"Ein bisschen Mama": Fränkin päppelt Eichhörnchen auf

10.9.2017, 05:55 Uhr

© Fotos: Stefan Hippel

Wenn Romy Heinicke über ihre "Hörnchen" spricht, glänzen ihre Augen. Und sie hat viel zu erzählen – da kommt ein Außenstehender manchmal nur schwer mit. Wenn sie einen ihrer Schützlinge in den Händen hält, hat sie ein liebevolles Lächeln auf den Lippen – wie es nur Mütter haben können. "Ich bin nicht nur Pflegerin, sondern auch ein bisschen Mama."

Eine solche muss sie für die Tiere auch sein, zumindest eine Zeit lang. Die 41-Jährige betreibt eine private Eichhörnchen-Pflegestelle des Tierschutzvereins Noris. Sie kümmert sich um verwaiste, verletzte oder kranke Tiere, die Passanten zuvor entdeckt und zu Noris gebracht haben. Ehrenamtlich päppelt sie die Eichörnchen auf, bis sie wieder in die Natur entlassen werden können.
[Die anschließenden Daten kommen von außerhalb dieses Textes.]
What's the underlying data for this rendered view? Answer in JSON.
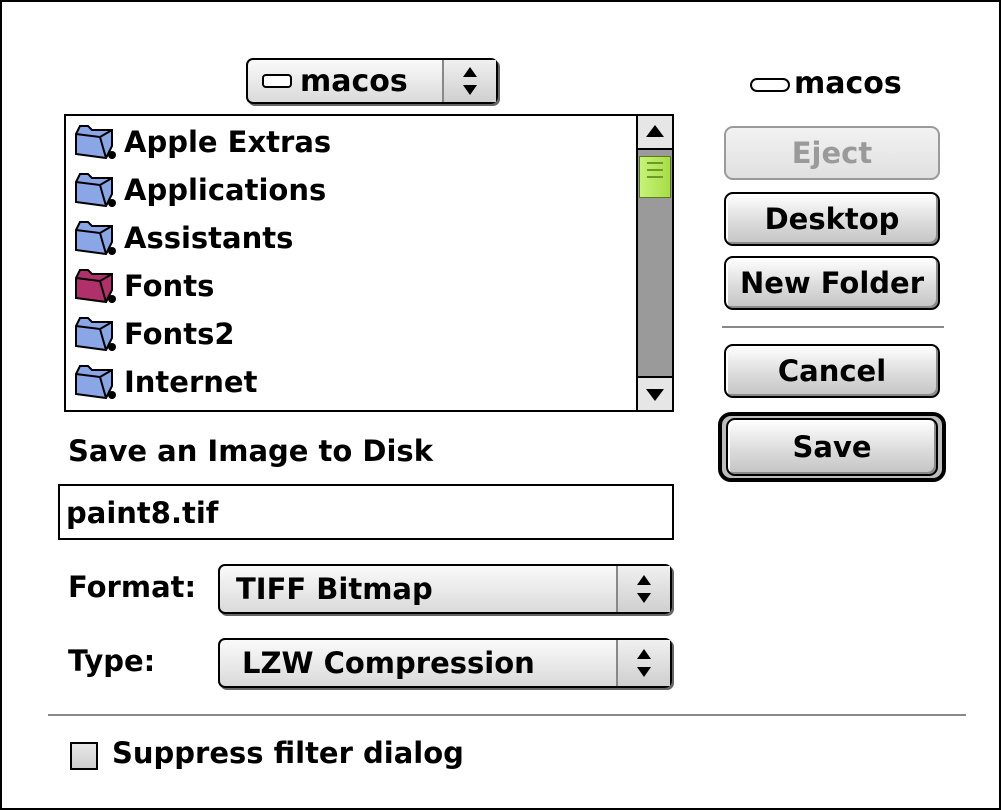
{
  "volume_popup": {
    "label": "macos"
  },
  "disk_label": "macos",
  "file_list": {
    "items": [
      {
        "name": "Apple Extras",
        "color": "#8aa6e6"
      },
      {
        "name": "Applications",
        "color": "#8aa6e6"
      },
      {
        "name": "Assistants",
        "color": "#8aa6e6"
      },
      {
        "name": "Fonts",
        "color": "#b0306a"
      },
      {
        "name": "Fonts2",
        "color": "#8aa6e6"
      },
      {
        "name": "Internet",
        "color": "#8aa6e6"
      }
    ]
  },
  "buttons": {
    "eject": "Eject",
    "desktop": "Desktop",
    "new_folder": "New Folder",
    "cancel": "Cancel",
    "save": "Save"
  },
  "prompt": "Save an Image to Disk",
  "filename": {
    "value": "paint8.tif"
  },
  "format": {
    "label": "Format:",
    "value": "TIFF Bitmap"
  },
  "type": {
    "label": "Type:",
    "value": "LZW Compression"
  },
  "suppress": {
    "label": "Suppress filter dialog",
    "checked": false
  }
}
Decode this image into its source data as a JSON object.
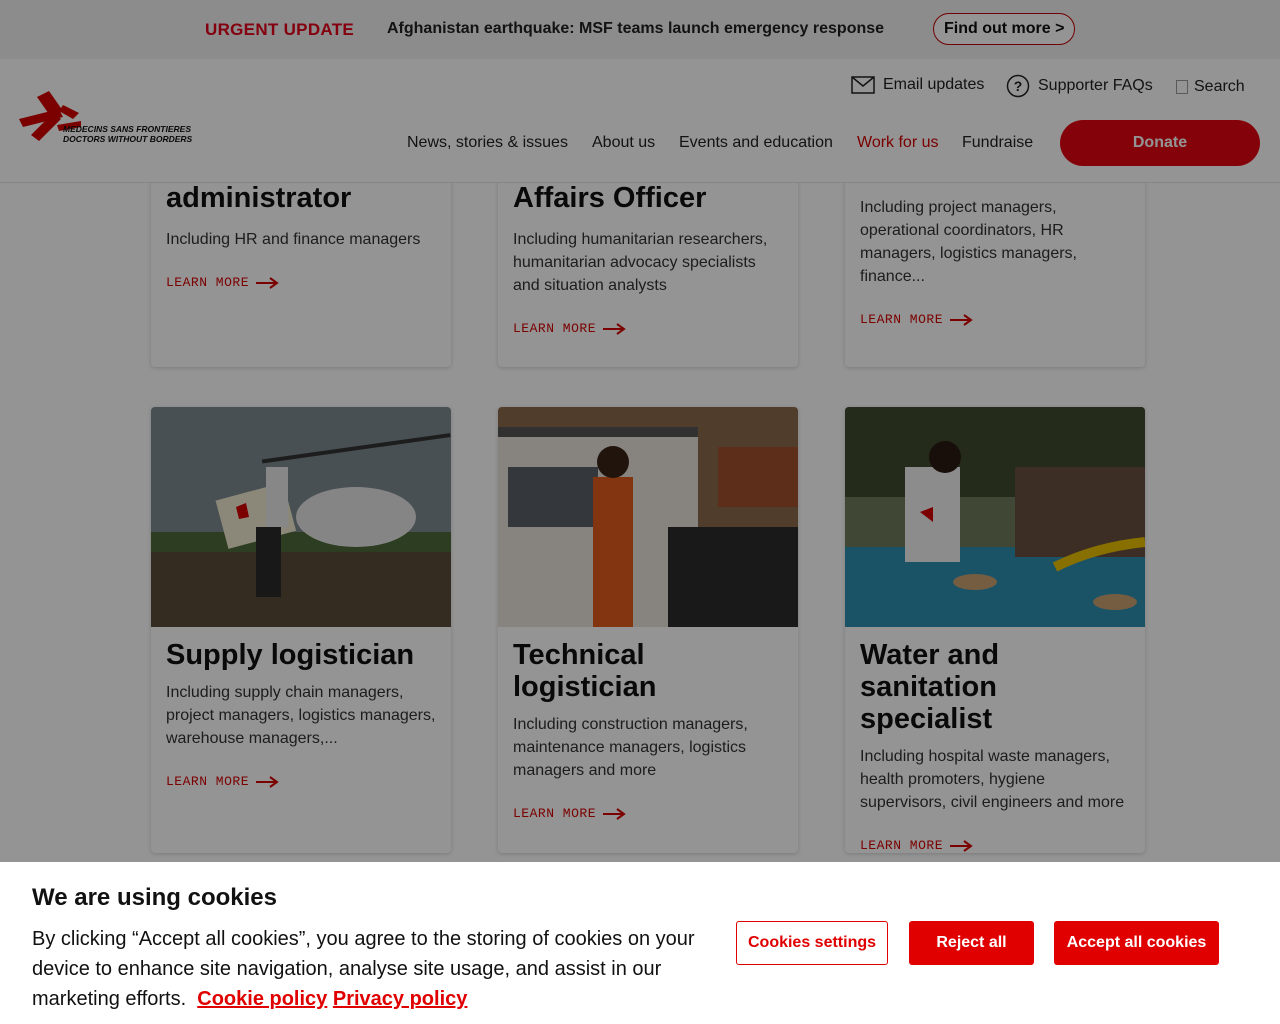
{
  "alert": {
    "label": "URGENT UPDATE",
    "headline": "Afghanistan earthquake: MSF teams launch emergency response",
    "cta": "Find out more >"
  },
  "header": {
    "logo_line1": "MEDECINS SANS FRONTIERES",
    "logo_line2": "DOCTORS WITHOUT BORDERS",
    "utility": {
      "email": "Email updates",
      "faqs": "Supporter FAQs",
      "search": "Search"
    },
    "nav": [
      "News, stories & issues",
      "About us",
      "Events and education",
      "Work for us",
      "Fundraise"
    ],
    "donate": "Donate"
  },
  "cards_top": [
    {
      "title": "administrator",
      "desc": "Including HR and finance managers",
      "cta": "LEARN MORE"
    },
    {
      "title": "Affairs Officer",
      "desc": "Including humanitarian researchers, humanitarian advocacy specialists and situation analysts",
      "cta": "LEARN MORE"
    },
    {
      "title": "y",
      "desc": "Including project managers, operational coordinators, HR managers, logistics managers, finance...",
      "cta": "LEARN MORE"
    }
  ],
  "cards": [
    {
      "title": "Supply logistician",
      "desc": "Including supply chain managers, project managers, logistics managers, warehouse managers,...",
      "cta": "LEARN MORE"
    },
    {
      "title": "Technical logistician",
      "desc": "Including construction managers, maintenance managers, logistics managers and more",
      "cta": "LEARN MORE"
    },
    {
      "title": "Water and sanitation specialist",
      "desc": "Including hospital waste managers, health promoters, hygiene supervisors, civil engineers and more",
      "cta": "LEARN MORE"
    }
  ],
  "cookie": {
    "title": "We are using cookies",
    "text": "By clicking “Accept all cookies”, you agree to the storing of cookies on your device to enhance site navigation, analyse site usage, and assist in our marketing efforts.",
    "cookie_policy": "Cookie policy",
    "privacy_policy": "Privacy policy",
    "settings": "Cookies settings",
    "reject": "Reject all",
    "accept": "Accept all cookies"
  },
  "colors": {
    "brand_red": "#e30613",
    "link_red": "#d40000"
  }
}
In ihrer Wohnung in Kleinreuth lebt sie nicht nur mit ihrem Mann, sondern hat derzeit auch zwölf weitere kleine Mitbewohner. In diesem Jahr habe sie besonders viel zu tun, erzählt Heinicke. Um rund 40 Hörnchen musste sie sich seit Frühling bereits kümmern – das sind so viele wie 2016 insgesamt. Deshalb rief Noris kürzlich zu Nussspenden auf, weil diese heuer besonders schnell weggehen. Dass so viele Tiere Hilfe brauchen, liegt laut Heinicke auch an der baulichen Verdichtung. Denn das bedeutet zunehmend weniger Nahrung.

Die drei jüngsten Schützlinge sind fünf Wochen alt. Und dementsprechend geschützt in einer Transportbox im Wohnzimmer untergebracht, die mit einer Decke ausgelegt ist. Sie sind an Bandwürmern und Durchfall erkrankt, nachdem sie bei einem Sturm vom Baum gefallen sind. Als Heinicke die Decke anhebt, murren sie verschlafen. Als die Eichhörnchen-Mama aber eines der Tierchen auf den Arm nimmt, scheint der Unmut über das Wecken aber schnell verflogen. Denn das bedeutet: Fressen!

Fütterungsintervalle werden streng eingehalten

Alle fünf bis sechs Stunden bekommen die Tiere Milch. Die Fütterungsintervalle werden streng eingehalten, alles in einem Notizbuch dokumentiert, sagt Heinicke. Dazu gehört auch, dass sie die Jungen schon mal mit ins Büro mitnimmt – in einem Säckchen, das sie sich um die Brust hängt. Ihre Kollegen hätten Verständnis, erklärt sie lachend dazu. Gefüttert werden die Babys mit echter Eichhörnchen-Milch: Die bestellt Noris extra aus den Niederlanden – und die ist nicht billig. So sei garantiert, dass die Sorgenkinder die Milch auch vertragen. "Die meisten Tiere kommen auf letzter Reserve hierher." Da zählt jede Stunde.

© Fotos: Stefan Hippel

Auf dem Balkon geht es lebendig zu. Hier hält Heinicke die älteren, gesünderen Tiere. Zwei toben in einer mit Spielzeug übersäten Voliere. Der Käfig werde ihnen langsam zu klein, erklärt die Ehrenamtliche. Deshalb würden sie nun in das Außengehege am Waldrand umgesiedelt. Wenn es den Tieren besser geht, werden sie dort Stück für Stück ausgewildert, indem sie im natürlichen Umfeld ihre Instinkte entwickeln. Meist können sie nach fünf bis sechs Wochen wieder ganz in die Wildnis entlassen werden. Ob Heinicke das dann nicht schwerfällt? "Man lernt, loszulassen." Man dürfe nie vergessen, dass es sich um Wildtiere handele.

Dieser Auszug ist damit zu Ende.